Macau pushes mBridge from pilot concept toward live cross-border settlement infrastructure
Macau’s launch on mBridge gives 11 commercial banks access to a live multi-CBDC payment network, moving the project beyond prototype status and into a more operational phase. The rollout also sharpens the debate over how much control central banks will demand over the ledgers used for cross-border digital settlement.
RWA Trails / markets
Macau pushes mBridge from pilot concept toward live cross-border settlement infrastructure
Macau has formally gone live on mBridge, the distributed-ledger cross-border payment platform built around central bank digital currencies, in a step that gives the project a more concrete operational footprint. According to Ledger Insights, 11 commercial banks now have access to the network in Macau, including local branches of several of China’s largest banks that are already connected through mainland China and Hong Kong. While Macau’s own digital pataca remains in a domestic sandbox, the cross-border side is now active, making this one of the clearer examples of a multi-jurisdiction CBDC payments project moving beyond a controlled proof-of-concept setting.
That matters because mBridge has long been watched as a test of whether wholesale-style digital cash can support real international settlement flows rather than only demonstrations. The platform was founded by the BIS Innovation Hub together with the central banks of Thailand, Hong Kong, China and the United Arab Emirates. Ledger Insights noted that the BIS is no longer involved, but the system itself has continued to advance. mBridge entered its minimum viable product phase about two years ago, the UAE went live in late 2025, and Macau’s addition now brings membership to six jurisdictions. Half of those participants are connected to China, which developed the platform with Digital Asset.
The Macau rollout also shows how these projects are advancing in uneven layers. On one hand, banks can now use the network for cross-border payments through Macau. On the other, the digital pataca itself has not yet moved into full domestic production and remains in pilot mode. That split is important because it suggests policymakers may be more comfortable using new infrastructure first in targeted institutional corridors before extending it to broader local circulation. It also highlights how cross-border settlement can become the first practical use case for digital sovereign money, especially where trade, treasury operations and regional banking relationships already create a clear demand for faster coordination.

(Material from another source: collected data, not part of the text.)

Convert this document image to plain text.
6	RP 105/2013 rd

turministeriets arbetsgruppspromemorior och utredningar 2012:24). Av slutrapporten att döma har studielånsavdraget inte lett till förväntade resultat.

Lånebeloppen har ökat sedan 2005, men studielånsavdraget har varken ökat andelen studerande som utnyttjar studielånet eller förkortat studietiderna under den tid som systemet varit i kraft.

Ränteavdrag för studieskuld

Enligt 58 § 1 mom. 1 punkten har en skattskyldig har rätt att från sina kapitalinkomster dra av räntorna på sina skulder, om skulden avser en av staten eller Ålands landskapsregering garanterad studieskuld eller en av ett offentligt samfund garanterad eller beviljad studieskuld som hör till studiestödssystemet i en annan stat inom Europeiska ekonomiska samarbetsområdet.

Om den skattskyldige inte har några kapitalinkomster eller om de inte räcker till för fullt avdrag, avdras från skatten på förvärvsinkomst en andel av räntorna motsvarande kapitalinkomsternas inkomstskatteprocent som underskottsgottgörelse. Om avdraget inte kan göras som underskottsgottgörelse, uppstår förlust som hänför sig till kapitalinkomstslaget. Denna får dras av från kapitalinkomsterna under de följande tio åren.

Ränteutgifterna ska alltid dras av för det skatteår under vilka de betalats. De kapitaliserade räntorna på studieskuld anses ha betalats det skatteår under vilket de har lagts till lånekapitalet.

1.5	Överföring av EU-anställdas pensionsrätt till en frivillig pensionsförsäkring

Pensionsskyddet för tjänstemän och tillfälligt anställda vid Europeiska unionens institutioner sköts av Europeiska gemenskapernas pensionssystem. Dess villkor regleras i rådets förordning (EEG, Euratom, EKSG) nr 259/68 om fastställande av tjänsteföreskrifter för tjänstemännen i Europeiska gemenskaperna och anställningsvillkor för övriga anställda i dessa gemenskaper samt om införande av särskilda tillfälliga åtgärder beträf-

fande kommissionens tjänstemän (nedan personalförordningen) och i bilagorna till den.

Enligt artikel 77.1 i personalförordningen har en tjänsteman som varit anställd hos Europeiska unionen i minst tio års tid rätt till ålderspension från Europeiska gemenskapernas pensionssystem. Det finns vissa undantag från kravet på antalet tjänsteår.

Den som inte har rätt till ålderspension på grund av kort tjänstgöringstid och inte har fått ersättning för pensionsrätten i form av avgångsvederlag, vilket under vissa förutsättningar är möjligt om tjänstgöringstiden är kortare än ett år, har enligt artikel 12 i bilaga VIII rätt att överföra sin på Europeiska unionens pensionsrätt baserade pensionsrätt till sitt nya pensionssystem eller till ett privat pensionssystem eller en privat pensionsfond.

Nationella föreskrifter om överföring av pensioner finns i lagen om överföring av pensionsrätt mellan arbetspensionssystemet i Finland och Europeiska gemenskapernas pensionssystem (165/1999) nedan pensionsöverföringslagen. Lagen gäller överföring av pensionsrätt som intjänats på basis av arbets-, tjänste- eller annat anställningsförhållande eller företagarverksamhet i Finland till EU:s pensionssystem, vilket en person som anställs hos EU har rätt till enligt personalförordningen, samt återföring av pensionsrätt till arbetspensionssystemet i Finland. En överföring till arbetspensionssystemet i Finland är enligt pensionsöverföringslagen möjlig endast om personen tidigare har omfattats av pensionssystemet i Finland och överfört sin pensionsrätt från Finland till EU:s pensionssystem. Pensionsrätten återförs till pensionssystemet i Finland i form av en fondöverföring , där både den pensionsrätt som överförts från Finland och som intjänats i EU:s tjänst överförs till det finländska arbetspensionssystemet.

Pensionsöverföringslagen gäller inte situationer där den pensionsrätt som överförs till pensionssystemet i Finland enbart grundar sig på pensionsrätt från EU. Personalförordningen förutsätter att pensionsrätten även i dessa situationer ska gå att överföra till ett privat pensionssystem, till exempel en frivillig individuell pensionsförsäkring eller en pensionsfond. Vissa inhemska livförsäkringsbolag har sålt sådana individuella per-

At the same time, the article points to the limits that still stand between live access and broad adoption. One commentator cited by Ledger Insights said the project still needs to resolve regulatory coordination, liquidity and legal compliance issues before it can reach mass usage. Those are not minor details. Cross-border payment networks only scale when participants know how funds will move across jurisdictions, how liquidity will be managed at each step, and which legal framework governs settlement finality, account structures and dispute handling. In other words, a network can be operational and still remain early in institutional adoption terms if those operating rules are not standardized widely enough.
The governance question may prove just as important as the technology. Ledger Insights contrasted mBridge with another multi-CBDC initiative, Agorá, and noted that some central banks may hesitate to let their digital currency circulate on what they view as a third-party platform. Agorá takes a different route by allowing each central bank to retain control over its own ledger. That design choice gets to the core tradeoff in official-sector tokenized settlement: shared infrastructure can improve interoperability, but monetary authorities may still want direct control over issuance environments, access permissions and transaction visibility. Macau’s launch does not settle that debate, but it does make it more immediate.
For RWA and digital settlement watchers, the significance of this launch is less about headline volume and more about institutional direction. mBridge is showing that official-sector payment rails are still being built in parallel with private stablecoin and tokenized-cash networks, not in place of them. Macau’s activation gives the market another live reference point for how cross-border tokenized settlement may evolve when central banks, commercial banks and regional payment corridors are all involved. The next phase will be judged less by whether the network exists and more by whether it can expand participation, address legal and liquidity frictions, and prove that multi-CBDC infrastructure can support repeatable real-world settlement at scale.